We will not support other special characters or any other regular expression feature, as it is somewhat more complicated, but just for your information, the following are standard regex patterns:
• ‘*’: a star modifies the preceding character, which can be repeated zero or more times. For
example, the string ‘ho*p’ would match the words: ‘hp’, ‘hop’, ‘hoop’, ‘hooop’, ‘hoooop’, etc.
• ‘+’: a plus modifies the preceding character, which can be repeated one or more times. For
example, the string ‘ho+p’ would match the words: ‘hop’, ‘hoop’, ‘hooop’, ‘hoooop’, etc. It
would not match ‘hp’.
• ‘?’: a question mark modifies the preceding character, which can appear either zero or one
time. For example, the string ‘colou?r’ would match the words: ‘color’ and ‘colour’ (but
nothing else).
How to search? A trie is a great data structure for searching for a pattern.
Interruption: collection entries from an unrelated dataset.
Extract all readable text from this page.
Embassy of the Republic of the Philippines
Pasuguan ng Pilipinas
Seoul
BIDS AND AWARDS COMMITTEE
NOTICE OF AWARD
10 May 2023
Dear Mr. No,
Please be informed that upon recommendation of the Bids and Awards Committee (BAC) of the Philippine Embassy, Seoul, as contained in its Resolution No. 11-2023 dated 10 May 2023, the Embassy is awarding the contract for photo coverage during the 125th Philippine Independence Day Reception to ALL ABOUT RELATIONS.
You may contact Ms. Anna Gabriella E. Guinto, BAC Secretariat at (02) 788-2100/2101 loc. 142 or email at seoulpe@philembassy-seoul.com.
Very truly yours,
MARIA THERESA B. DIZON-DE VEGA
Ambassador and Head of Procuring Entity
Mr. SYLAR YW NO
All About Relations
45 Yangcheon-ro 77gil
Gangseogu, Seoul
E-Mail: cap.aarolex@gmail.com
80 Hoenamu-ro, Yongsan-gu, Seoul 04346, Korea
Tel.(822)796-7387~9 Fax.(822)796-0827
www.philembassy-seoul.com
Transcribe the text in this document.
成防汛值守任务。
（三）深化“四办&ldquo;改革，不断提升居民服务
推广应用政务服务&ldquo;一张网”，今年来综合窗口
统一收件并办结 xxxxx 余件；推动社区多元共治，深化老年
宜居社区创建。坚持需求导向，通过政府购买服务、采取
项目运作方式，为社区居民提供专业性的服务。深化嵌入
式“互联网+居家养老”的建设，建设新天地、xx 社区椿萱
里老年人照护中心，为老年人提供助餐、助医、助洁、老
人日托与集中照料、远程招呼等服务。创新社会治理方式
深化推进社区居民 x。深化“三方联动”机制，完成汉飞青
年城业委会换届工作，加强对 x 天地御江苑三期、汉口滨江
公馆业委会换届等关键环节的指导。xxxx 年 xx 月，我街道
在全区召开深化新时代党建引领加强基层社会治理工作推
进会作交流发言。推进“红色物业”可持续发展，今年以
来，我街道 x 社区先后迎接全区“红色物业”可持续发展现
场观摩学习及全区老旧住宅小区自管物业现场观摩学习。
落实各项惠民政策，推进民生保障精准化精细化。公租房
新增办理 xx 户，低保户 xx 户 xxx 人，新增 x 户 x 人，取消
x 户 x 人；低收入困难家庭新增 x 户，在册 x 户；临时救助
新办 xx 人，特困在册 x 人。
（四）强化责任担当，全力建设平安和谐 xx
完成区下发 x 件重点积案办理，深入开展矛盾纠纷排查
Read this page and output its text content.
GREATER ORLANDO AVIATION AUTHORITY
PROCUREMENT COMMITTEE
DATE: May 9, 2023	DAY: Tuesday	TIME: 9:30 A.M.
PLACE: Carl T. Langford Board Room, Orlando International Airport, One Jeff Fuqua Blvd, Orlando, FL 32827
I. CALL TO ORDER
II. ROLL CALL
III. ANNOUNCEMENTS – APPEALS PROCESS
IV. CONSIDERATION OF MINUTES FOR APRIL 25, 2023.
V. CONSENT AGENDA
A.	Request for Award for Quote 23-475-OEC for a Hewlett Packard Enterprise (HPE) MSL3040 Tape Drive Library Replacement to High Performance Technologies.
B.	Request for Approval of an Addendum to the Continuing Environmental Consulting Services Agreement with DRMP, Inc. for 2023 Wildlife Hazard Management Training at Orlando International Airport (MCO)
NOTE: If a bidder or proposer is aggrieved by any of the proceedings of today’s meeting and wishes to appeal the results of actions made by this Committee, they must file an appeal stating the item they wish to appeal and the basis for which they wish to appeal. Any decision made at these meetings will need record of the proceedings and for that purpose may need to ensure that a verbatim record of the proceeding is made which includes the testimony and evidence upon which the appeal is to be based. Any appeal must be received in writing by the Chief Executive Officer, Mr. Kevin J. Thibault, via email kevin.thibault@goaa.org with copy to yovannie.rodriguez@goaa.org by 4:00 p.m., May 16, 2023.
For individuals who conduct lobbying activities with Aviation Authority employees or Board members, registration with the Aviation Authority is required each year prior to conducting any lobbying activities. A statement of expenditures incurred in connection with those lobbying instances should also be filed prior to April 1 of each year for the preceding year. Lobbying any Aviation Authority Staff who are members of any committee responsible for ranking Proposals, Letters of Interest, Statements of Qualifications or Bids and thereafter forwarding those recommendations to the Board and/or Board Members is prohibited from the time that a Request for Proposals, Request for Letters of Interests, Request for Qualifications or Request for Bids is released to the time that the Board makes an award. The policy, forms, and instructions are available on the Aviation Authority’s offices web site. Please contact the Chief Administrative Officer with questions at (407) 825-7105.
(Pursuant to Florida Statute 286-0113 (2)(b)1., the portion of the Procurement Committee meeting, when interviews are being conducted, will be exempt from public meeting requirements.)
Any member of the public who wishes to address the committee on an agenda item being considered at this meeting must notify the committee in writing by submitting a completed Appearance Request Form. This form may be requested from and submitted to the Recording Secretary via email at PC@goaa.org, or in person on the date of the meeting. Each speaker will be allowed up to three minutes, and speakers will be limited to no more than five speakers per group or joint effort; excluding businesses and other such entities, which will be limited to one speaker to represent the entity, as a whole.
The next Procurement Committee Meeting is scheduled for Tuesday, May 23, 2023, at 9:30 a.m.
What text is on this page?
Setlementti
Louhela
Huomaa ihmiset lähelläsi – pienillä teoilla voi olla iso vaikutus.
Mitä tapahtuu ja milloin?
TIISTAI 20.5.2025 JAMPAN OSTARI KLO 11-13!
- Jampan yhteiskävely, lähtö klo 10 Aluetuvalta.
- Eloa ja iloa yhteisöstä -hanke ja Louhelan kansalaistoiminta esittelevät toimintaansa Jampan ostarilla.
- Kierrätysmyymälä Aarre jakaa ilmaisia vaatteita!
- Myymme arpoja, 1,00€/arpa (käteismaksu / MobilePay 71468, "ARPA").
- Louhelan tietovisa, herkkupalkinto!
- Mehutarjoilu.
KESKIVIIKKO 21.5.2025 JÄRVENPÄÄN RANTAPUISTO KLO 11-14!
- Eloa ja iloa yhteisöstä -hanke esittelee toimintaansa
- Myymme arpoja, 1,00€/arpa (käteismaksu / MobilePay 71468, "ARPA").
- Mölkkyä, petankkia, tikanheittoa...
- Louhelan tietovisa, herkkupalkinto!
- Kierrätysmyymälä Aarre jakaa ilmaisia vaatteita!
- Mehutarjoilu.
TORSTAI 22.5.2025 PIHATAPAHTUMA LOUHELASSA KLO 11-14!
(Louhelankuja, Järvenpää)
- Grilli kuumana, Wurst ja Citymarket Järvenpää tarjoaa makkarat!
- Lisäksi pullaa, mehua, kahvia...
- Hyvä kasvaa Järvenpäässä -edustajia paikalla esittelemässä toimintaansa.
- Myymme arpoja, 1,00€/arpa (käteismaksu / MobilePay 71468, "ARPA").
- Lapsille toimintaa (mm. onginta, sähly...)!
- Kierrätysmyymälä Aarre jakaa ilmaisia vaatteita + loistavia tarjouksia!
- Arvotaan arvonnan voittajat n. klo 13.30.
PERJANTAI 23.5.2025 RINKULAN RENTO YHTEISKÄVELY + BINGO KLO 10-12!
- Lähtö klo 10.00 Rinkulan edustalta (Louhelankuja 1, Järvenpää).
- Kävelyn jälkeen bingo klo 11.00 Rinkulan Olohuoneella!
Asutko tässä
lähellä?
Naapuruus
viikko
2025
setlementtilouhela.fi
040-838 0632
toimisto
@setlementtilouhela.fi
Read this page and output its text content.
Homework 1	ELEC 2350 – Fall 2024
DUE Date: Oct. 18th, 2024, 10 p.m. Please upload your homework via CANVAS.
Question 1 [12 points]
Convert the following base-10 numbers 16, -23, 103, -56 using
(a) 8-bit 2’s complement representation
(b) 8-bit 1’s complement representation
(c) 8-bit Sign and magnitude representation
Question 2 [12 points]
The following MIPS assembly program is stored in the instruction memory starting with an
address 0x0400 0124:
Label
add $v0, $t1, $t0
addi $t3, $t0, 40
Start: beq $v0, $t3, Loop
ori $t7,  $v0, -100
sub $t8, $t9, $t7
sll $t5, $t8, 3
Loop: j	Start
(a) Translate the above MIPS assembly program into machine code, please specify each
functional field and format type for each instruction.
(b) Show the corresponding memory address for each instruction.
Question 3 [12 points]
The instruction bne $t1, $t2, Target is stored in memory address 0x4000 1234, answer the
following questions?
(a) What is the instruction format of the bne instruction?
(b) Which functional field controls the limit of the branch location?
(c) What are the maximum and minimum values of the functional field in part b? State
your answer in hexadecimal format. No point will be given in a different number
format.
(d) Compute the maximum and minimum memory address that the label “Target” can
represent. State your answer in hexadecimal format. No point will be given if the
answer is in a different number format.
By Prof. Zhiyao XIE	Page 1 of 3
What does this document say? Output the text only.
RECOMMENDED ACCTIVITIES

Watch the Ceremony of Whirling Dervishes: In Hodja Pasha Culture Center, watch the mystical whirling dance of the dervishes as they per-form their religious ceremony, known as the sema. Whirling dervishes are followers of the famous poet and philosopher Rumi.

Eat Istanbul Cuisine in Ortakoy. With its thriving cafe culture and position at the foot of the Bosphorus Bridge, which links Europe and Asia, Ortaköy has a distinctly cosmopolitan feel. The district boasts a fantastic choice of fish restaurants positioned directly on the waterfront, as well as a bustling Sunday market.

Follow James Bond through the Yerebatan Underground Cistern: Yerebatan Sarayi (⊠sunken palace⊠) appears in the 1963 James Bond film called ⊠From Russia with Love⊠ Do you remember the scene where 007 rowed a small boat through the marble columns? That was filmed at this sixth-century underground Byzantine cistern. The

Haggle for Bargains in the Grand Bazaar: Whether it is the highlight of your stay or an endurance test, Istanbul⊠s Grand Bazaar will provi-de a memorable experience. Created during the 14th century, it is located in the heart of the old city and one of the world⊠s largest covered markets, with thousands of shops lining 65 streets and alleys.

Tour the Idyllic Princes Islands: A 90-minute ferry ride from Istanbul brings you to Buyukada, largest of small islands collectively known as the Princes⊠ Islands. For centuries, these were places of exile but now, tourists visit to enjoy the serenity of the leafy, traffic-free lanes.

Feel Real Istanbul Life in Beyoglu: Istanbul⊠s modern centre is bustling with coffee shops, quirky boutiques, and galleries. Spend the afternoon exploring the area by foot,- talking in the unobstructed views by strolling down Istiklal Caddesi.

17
For example, imagine
if you want to search for all strings with prefix ‘abc’. Then you can simply walk down the trie until
you find the node at the path ‘abc’ and recursively print out every string in the remaining subtree!
Similarly, if you want to match the pattern ‘a.c’, then first you follow the edge to node ‘a’. Then,
you follow all the outgoing edges from that node, i.e., recursing on strings with prefix ‘aa’, ‘ab’,
‘ac’, etc. Then, from each of those nodes, you follow the outgoing edge to ‘c’.
Problem 2.b. Complete the implementation for the following method:
prefixSearch(String s, ArrayList<String> results, int limit)
This should return all the strings in the trie with prefix matching the given pattern s and sorted
in ASCII order. If there are more entries than the limit, then it should just stop and return the
first limit entries. The entries should be put in the results array. Your implementation should
handle the ‘.’ special character in the pattern (although there can be an arbitrary number of them,
and not necessarily contiguous).
Autocomplete. If you have implemented your trie properly, you can test it using the Autocomplete application. It loads a large dictionary of English words. (To test it out, you might want to
use a smaller list of words.) Then, as you type, it lists all the words that have a prefix that matches
your pattern so far. When you hit “enter” it shows exactly the words that match your pattern.
ArrayList. ArrayList<String> is the Java implementation of a resizable array for strings.
The angle brackets specify that the array only supports String entries (this is related to Java
generics, which you can ignore for now). To insert something into a ArrayList, simply perform
results.add(myString) to add the element to the end of the array. You can find more documentation for ArrayList in the Java documentation.
String concatenation. As we have seen from Problem 4(g) of Tutorial 1, concatenating n characters one by one is an O(n
) operation, which isn’t very efficient. Luckily, Java provides us
with the StringBuilder class, which allows us to build strings in O(n) time. You can find more
documentation for StringBuilder in the Java documentation.